New research in the March 2023 issue of JNCCN-; Journal of the National Comprehensive Cancer Network highlights how the lack of genomic research for people with African ancestry, particularly those from the Sub-Saharan region, is hampering efforts to reduce disparities for people with cancer. In a first-of-its-kind study, the researchers evaluated molecular genetic results for 113 Black South African men diagnosed with advanced prostate cancer to find evidence for increased and potentially unique genetic testing recommendations.
The researchers point out that, according to the GLOBOCON 2020 studies, the regions of the world most impacted by prostate cancer mortality include populations with significant African ancestry, such as the Caribbean and the regions of Sub-Saharan Africa, with mortality rates 3.4- and 2.5-fold greater, than reported for the United States, respectively. Within the United States, African American men are at 2.3- to 5-times increased risk for prostate cancer associated death than their non-African American counterparts.
Although men of African ancestry have the highest incidence rates for aggressive prostate cancer and associated death globally, due to lack of available data, no tailored testing criteria have been established for such populations at increased risk. This study opens the door to begin to establish new criteria, providing men of African ancestry with hope that germline testing can change current disparities in clinical outcomes."
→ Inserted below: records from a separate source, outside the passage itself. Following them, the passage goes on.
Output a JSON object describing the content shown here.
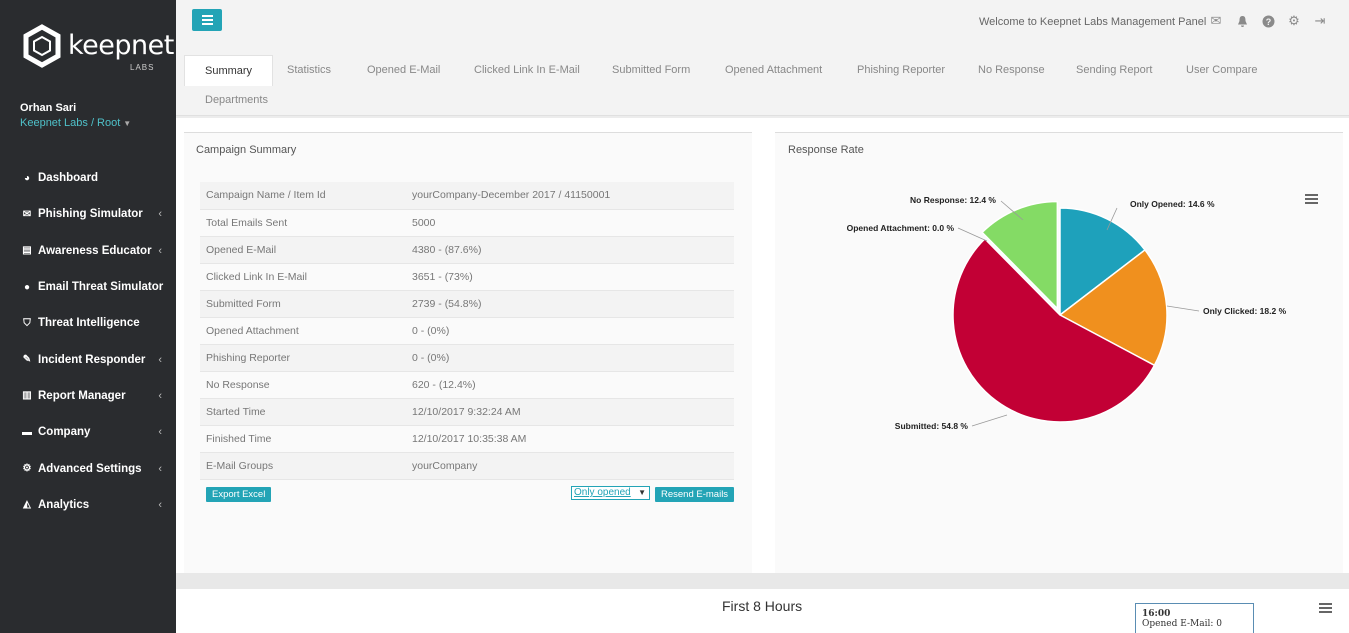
{
  "sidebar": {
    "logo_text": "keepnet",
    "logo_sub": "LABS",
    "user_name": "Orhan Sari",
    "user_org": "Keepnet Labs / Root",
    "items": [
      {
        "label": "Dashboard",
        "icon": "dashboard-icon",
        "has_chevron": false
      },
      {
        "label": "Phishing Simulator",
        "icon": "envelope-icon",
        "has_chevron": true
      },
      {
        "label": "Awareness Educator",
        "icon": "book-icon",
        "has_chevron": true
      },
      {
        "label": "Email Threat Simulator",
        "icon": "globe-icon",
        "has_chevron": false
      },
      {
        "label": "Threat Intelligence",
        "icon": "shield-icon",
        "has_chevron": false
      },
      {
        "label": "Incident Responder",
        "icon": "eraser-icon",
        "has_chevron": true
      },
      {
        "label": "Report Manager",
        "icon": "bar-chart-icon",
        "has_chevron": true
      },
      {
        "label": "Company",
        "icon": "briefcase-icon",
        "has_chevron": true
      },
      {
        "label": "Advanced Settings",
        "icon": "cogs-icon",
        "has_chevron": true
      },
      {
        "label": "Analytics",
        "icon": "area-chart-icon",
        "has_chevron": true
      }
    ]
  },
  "header": {
    "welcome": "Welcome to Keepnet Labs Management Panel",
    "icons": [
      "envelope-icon",
      "bell-icon",
      "help-icon",
      "cogs-icon",
      "logout-icon"
    ]
  },
  "tabs": [
    {
      "label": "Summary",
      "active": true
    },
    {
      "label": "Statistics"
    },
    {
      "label": "Opened E-Mail"
    },
    {
      "label": "Clicked Link In E-Mail"
    },
    {
      "label": "Submitted Form"
    },
    {
      "label": "Opened Attachment"
    },
    {
      "label": "Phishing Reporter"
    },
    {
      "label": "No Response"
    },
    {
      "label": "Sending Report"
    },
    {
      "label": "User Compare"
    },
    {
      "label": "Departments"
    }
  ],
  "campaign_summary": {
    "title": "Campaign Summary",
    "rows": [
      {
        "key": "Campaign Name / Item Id",
        "value": "yourCompany-December 2017 / 41150001"
      },
      {
        "key": "Total Emails Sent",
        "value": "5000"
      },
      {
        "key": "Opened E-Mail",
        "value": "4380 - (87.6%)"
      },
      {
        "key": "Clicked Link In E-Mail",
        "value": "3651 - (73%)"
      },
      {
        "key": "Submitted Form",
        "value": "2739 - (54.8%)"
      },
      {
        "key": "Opened Attachment",
        "value": "0 - (0%)"
      },
      {
        "key": "Phishing Reporter",
        "value": "0 - (0%)"
      },
      {
        "key": "No Response",
        "value": "620 - (12.4%)"
      },
      {
        "key": "Started Time",
        "value": "12/10/2017 9:32:24 AM"
      },
      {
        "key": "Finished Time",
        "value": "12/10/2017 10:35:38 AM"
      },
      {
        "key": "E-Mail Groups",
        "value": "yourCompany"
      }
    ],
    "export_label": "Export Excel",
    "filter_value": "Only opened",
    "resend_label": "Resend E-mails"
  },
  "response_rate": {
    "title": "Response Rate"
  },
  "chart_data": {
    "type": "pie",
    "title": "Response Rate",
    "slices": [
      {
        "name": "Only Opened",
        "value": 14.6,
        "label": "Only Opened: 14.6 %",
        "color": "#1ea1bb"
      },
      {
        "name": "Only Clicked",
        "value": 18.2,
        "label": "Only Clicked: 18.2 %",
        "color": "#f0901e"
      },
      {
        "name": "Submitted",
        "value": 54.8,
        "label": "Submitted: 54.8 %",
        "color": "#c20035"
      },
      {
        "name": "Opened Attachment",
        "value": 0.0,
        "label": "Opened Attachment: 0.0 %",
        "color": "#8085e9"
      },
      {
        "name": "No Response",
        "value": 12.4,
        "label": "No Response: 12.4 %",
        "color": "#84db65"
      }
    ]
  },
  "bottom_chart": {
    "title": "First 8 Hours",
    "tooltip_time": "16:00",
    "tooltip_text": "Opened E-Mail: 0"
  },
  "colors": {
    "accent": "#23a4b6",
    "sidebar_bg": "#2a2c2f"
  }
}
Kazzem Gheybi, MD, PhD, Lead Researcher, The University of Sydney in Australia
"The African diaspora is highly diverse, so I caution against regarding the most genetically diverse population in 'singular' terms," added senior researcher Vanessa M. Hayes, PhD, also from The University of Sydney and the University of Pretoria in South Africa. "What is required is concerted effort for inclusion that takes a grassroots approach. We need to build criteria based on population-specific knowledge. We encourage cancer care and germline screening providers to establish a research and development arm tailored specifically for African inclusion. We need to move away from the one-size-fits-all model for prostate cancer care; African solutions should address African-relevant disparities in prostate cancer outcomes."
The study included a close examination of 21,899 single-nucleotide variants, 4,626 small insertions and deletions, and 73 structural variants across 20 genes from the 113 patients. After initially excluding variants that were known not to be cancer-causing, they found 38 mutations across 52 patients. A total of 17 pathogenic (4) and potential oncogenic (13) variants were identified. The 5.6% rate of rare cancer-causing variants in this population was significantly lower than the established rate of 11.8% for non-African patients with confirmed metastatic prostate cancer, suggesting decreased sensitivity of current gene panels for risk assessment in this patient population.
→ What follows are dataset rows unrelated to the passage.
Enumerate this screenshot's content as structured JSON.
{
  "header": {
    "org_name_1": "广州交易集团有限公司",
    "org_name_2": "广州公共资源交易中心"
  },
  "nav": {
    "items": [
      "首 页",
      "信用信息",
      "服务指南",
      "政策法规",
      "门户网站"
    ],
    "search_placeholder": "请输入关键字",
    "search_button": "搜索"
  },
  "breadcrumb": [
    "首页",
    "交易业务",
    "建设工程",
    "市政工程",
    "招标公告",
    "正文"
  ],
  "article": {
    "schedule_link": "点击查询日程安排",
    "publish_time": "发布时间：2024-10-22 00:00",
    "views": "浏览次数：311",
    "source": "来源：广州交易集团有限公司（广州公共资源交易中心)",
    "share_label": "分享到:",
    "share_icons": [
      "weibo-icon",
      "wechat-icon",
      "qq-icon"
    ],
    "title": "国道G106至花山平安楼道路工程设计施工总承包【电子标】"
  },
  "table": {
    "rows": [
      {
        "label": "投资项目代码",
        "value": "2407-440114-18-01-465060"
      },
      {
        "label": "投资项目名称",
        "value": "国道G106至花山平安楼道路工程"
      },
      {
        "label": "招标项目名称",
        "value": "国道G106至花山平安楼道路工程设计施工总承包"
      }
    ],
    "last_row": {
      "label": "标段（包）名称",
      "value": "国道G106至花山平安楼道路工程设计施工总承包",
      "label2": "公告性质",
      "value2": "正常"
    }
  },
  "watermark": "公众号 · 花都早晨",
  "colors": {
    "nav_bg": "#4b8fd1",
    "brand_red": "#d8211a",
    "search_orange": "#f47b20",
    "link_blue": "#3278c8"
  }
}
"This study highlights the poor clinical utility (30%) of the currently most-utilized germline testing panels in men of African ancestry, largely due to minimal inclusion of these groups in the development of the panels," commented Samuel L. Washington III, MD, MAS, Assistant Professor of Urology; Epidemiology & Biostatistics, University of California, San Francisco (UCSF) Helen Diller Family Comprehensive Cancer Center, who was not involved in this research.
Dr. Washington, who is also a Member of the NCCN Clinical Practice Guidelines in Oncology (NCCN Guidelines®) Panel for Prostate Cancer Early Detection, continued: "This study emphasizes two crucial domains: 1) it provides further evidence of the need for greater inclusivity in genetic panel development and 2) it recognizes that disparities in outcomes for men of African ancestry can't be explained solely by the findings in 113 Black South African males. Although the NCCN Guidelines for Prostate Cancer Early Detection identify Black/African American identity as a risk factor, the panel notes the contributions of poor access to care, social determinants of health/social risk, and heritable genes to these observations. I look forward to further research in this area that examines how the limitations of our current tools can be improved to better reflect the populations we serve."